Can you provide insight into how you work with product discovery?
Short answer: I learned to do research blending four sources of data-- existing data, qualitative, surveys & AB test results to develop consumer insight about how to delight customers.
Each month, I answer a few questions, drawing from my experience as VP of Product at Netflix and Chief Product Officer at Chegg (the textbook rental and homework help company that went public in 2013). Today’s answer is essay #55.
Here are my special offers and recent events:
Click here to purchase my self-paced Product Strategy course on Teachable for $200 off the regular $699 price — the coupon code is 200DISCOUNTGIBFRIENDS, but the link handles this automatically. (You can also try the first two modules for free.)
Here’s a podcast with Gtmhub. I discuss the blend of product strategy, consumer science, and culture required to build a world-class company.
UserLeap is now Sprig! They sponsor this product newsletter, letting me buy “Ask Gib” t-shirts, coffee mugs, and water bottles, which I pass on to “Ask Gib” subscribers for free. So, click on the Sprig survey link at the bottom of this essay — your feedback helps me a lot.
To ask and upvote questions, click here.
“Ask Gib” question: “Can you provide insight into how you work with product discovery?”

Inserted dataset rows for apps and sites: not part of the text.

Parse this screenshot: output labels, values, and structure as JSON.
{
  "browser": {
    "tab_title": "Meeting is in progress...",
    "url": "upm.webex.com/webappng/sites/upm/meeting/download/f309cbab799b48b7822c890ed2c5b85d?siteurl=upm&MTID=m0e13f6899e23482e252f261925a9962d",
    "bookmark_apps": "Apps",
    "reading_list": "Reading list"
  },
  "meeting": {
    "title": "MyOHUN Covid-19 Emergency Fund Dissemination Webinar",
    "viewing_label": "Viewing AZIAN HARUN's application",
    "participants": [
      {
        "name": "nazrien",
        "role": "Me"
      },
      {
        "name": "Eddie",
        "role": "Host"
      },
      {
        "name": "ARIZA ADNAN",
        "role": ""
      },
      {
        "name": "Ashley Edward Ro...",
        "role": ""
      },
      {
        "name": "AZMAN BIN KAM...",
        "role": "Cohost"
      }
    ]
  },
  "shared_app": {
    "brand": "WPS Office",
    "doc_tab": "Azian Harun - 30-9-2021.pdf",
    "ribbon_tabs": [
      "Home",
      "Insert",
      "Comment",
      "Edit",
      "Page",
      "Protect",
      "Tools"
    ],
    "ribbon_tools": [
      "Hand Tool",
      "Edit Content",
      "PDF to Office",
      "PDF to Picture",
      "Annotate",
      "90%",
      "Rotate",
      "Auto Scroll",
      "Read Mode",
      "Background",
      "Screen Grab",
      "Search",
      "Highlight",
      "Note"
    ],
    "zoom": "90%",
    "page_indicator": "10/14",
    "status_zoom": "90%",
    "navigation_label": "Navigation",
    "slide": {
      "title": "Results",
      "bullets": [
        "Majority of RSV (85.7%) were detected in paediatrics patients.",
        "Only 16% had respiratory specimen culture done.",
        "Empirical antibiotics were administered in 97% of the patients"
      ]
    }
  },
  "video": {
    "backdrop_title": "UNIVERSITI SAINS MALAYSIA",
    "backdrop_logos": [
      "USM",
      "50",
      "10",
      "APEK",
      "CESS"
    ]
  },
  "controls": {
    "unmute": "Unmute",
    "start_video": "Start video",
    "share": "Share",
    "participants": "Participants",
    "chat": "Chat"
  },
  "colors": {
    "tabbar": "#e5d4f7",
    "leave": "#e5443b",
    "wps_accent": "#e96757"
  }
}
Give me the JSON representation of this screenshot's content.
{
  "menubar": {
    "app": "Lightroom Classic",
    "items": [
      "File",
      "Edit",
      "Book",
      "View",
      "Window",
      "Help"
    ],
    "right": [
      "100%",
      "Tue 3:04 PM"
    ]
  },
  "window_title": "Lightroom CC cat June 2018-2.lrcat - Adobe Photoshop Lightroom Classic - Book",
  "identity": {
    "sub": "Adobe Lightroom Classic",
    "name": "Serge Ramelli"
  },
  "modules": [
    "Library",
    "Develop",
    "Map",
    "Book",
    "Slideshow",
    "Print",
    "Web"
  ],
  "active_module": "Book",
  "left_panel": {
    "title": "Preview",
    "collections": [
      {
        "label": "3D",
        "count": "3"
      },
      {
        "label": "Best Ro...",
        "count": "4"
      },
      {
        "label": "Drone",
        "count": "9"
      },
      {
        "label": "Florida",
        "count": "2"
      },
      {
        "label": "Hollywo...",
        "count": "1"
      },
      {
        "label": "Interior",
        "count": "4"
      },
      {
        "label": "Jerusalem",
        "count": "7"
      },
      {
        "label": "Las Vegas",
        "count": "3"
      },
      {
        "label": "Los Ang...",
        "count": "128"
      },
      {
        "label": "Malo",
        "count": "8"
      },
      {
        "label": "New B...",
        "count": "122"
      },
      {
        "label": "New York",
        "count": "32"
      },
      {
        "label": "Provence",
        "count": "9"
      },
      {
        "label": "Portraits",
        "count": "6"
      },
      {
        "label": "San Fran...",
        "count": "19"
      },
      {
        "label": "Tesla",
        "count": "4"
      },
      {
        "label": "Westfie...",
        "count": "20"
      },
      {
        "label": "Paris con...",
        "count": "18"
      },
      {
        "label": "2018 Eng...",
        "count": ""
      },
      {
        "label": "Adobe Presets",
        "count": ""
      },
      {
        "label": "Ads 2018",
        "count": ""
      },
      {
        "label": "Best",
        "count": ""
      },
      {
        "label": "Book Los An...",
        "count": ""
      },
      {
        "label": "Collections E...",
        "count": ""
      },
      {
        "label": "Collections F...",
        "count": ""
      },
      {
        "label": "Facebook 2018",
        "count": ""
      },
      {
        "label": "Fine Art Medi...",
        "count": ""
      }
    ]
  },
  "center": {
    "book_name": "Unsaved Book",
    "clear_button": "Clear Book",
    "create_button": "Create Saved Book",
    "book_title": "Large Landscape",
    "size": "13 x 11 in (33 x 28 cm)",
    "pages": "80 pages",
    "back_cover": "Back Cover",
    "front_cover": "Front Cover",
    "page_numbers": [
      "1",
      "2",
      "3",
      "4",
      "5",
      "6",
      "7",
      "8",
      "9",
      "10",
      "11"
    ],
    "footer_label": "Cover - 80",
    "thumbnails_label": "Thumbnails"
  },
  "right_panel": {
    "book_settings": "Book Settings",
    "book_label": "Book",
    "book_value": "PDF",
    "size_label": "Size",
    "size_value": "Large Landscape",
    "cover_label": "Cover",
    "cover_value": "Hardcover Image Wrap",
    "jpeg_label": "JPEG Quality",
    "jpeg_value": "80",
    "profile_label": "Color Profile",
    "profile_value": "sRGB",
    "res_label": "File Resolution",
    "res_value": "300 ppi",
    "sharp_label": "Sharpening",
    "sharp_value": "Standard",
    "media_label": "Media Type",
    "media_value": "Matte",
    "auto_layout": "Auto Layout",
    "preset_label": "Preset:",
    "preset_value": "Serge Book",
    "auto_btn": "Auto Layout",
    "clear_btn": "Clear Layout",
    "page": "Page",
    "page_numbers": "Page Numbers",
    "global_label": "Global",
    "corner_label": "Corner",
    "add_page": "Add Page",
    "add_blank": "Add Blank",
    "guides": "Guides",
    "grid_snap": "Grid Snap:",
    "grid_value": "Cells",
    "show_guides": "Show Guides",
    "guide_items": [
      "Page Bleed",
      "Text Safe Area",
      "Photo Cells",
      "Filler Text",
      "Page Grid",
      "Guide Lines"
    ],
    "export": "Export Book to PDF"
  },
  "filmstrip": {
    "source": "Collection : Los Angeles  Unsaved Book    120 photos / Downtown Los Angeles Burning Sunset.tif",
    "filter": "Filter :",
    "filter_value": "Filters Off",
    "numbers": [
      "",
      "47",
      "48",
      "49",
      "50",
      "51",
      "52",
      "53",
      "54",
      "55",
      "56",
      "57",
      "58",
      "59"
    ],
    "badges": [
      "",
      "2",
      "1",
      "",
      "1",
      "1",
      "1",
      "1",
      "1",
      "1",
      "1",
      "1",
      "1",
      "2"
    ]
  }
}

In 2005, during my first week as VP of Product at Netflix, I heard the phrase that product leaders fear most: “CEO Pet Project.” Reed Hastings, Netflix’s CEO, wanted previews on the Netflix site for 80% of the movies and TV shows that members watched. At the time, we were still a DVD by mail service, and Internet video was limited to postage-stamp-sized video. While we had 100,000 DVDs on our site, we had no previews.
There was lots of eye-rolling about the project among the product team. In focus groups, Netflix members complained that the only reason they watched previews was that they were a captive audience waiting for the movie to begin. They also complained that previews gave the story away or felt too much like an advertisement.
Previews were also hard to execute. Each week, we received cardboard boxes filled with thousands of previews in various formats. Some previews were on beta tapes, others on VHS, while a handful of studios expected us to “rip” previews from DVDs. Worse, the digital rights for previews were murky. Most previews played songs in the background, and the studios didn’t have the right to play the songs online.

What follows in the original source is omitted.